MIL DIAS DE GUERRA || A partir de hoje e ao longo desta semana a CNN Portugal irá publicar um conjunto de trabalhos que assinalam os 1.000 dias desde que a Rússia invadiu a Ucrânia. A invasão começou a 24 de fevereiro de 2022 e esta terça-feira passam mil dias desde essa data
Quando as primeiras sanções surgiram, após a invasão russa da Ucrânia, os especialistas eram unânimes: as restrições iam levar ao colapso inevitável da economia russa. Mil dias depois, o cenário é bem diferente. A economia russa mostrou-se mais resiliente do que o esperado e está a crescer mais do que todas as economias mais avançadas do mundo. Mas estes números escondem as brechas que estão a surgir na fortaleza económica do Kremlin e os especialistas alertam que existe uma ameaça e uma armadilha no caminho da economia de guerra russa.

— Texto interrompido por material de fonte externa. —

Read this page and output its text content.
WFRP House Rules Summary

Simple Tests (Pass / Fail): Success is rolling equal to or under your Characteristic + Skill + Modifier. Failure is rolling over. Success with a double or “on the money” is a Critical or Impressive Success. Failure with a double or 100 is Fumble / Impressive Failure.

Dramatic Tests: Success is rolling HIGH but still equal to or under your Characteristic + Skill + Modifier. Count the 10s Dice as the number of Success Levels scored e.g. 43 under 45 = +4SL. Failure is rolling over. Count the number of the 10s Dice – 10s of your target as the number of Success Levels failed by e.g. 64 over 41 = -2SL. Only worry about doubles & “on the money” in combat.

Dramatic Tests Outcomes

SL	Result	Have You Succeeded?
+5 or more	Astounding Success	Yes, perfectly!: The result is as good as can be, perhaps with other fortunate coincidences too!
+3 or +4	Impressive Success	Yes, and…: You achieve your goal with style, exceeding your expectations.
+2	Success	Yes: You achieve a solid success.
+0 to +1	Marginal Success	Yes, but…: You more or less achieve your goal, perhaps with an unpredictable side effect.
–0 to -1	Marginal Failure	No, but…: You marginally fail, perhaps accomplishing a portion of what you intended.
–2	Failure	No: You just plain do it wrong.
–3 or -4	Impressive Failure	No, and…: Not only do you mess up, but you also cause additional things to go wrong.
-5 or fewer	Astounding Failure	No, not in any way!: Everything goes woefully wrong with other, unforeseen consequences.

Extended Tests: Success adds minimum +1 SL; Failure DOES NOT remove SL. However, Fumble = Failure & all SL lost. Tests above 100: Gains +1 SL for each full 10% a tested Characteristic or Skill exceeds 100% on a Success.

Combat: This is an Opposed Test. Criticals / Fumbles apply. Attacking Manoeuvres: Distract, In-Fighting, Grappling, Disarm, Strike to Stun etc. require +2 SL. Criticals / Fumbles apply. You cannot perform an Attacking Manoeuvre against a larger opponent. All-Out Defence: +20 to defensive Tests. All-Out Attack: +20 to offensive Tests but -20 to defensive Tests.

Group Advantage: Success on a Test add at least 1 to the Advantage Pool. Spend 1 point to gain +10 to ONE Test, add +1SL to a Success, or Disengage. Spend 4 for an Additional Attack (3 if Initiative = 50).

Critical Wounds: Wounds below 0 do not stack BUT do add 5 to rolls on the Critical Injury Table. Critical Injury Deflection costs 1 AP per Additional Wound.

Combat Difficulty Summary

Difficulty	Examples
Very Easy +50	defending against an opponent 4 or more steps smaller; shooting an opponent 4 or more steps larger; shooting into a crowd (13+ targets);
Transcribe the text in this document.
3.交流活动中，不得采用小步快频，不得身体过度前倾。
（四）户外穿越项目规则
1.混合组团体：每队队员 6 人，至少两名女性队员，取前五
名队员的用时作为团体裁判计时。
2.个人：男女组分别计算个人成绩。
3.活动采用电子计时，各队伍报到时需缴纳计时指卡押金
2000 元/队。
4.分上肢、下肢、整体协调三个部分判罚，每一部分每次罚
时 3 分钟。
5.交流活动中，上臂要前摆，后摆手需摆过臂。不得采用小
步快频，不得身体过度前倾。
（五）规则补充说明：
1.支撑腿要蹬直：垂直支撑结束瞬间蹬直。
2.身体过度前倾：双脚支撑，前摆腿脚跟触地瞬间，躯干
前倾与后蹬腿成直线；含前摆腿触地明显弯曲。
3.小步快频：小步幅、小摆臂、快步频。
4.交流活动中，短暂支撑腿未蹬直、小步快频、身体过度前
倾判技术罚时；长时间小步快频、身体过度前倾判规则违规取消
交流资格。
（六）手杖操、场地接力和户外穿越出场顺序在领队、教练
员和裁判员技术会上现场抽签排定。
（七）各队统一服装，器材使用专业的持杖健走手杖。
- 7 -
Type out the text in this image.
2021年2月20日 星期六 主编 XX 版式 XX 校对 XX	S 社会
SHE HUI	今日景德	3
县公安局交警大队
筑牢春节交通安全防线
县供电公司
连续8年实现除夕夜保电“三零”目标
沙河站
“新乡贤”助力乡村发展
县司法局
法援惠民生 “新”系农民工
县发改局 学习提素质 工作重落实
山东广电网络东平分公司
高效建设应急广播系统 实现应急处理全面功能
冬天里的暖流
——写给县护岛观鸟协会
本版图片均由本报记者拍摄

“Em 2014 [após a invasão da Crimeia], as autoridades russas adotaram a estratégia “fortaleza Rússia” para ‘vacinar’ a sua economia contra potenciais sanções futuras. Como resultado, a Rússia começou 2022 menos vulnerável a sanções financeiras. Ainda assim, o impacto económico na economia russa foi grave. A economia da Rússia atingiu limites de capacidade", explica à CNN Portugal a economista Elina Ribakova, do Peterson Institute for International Economics.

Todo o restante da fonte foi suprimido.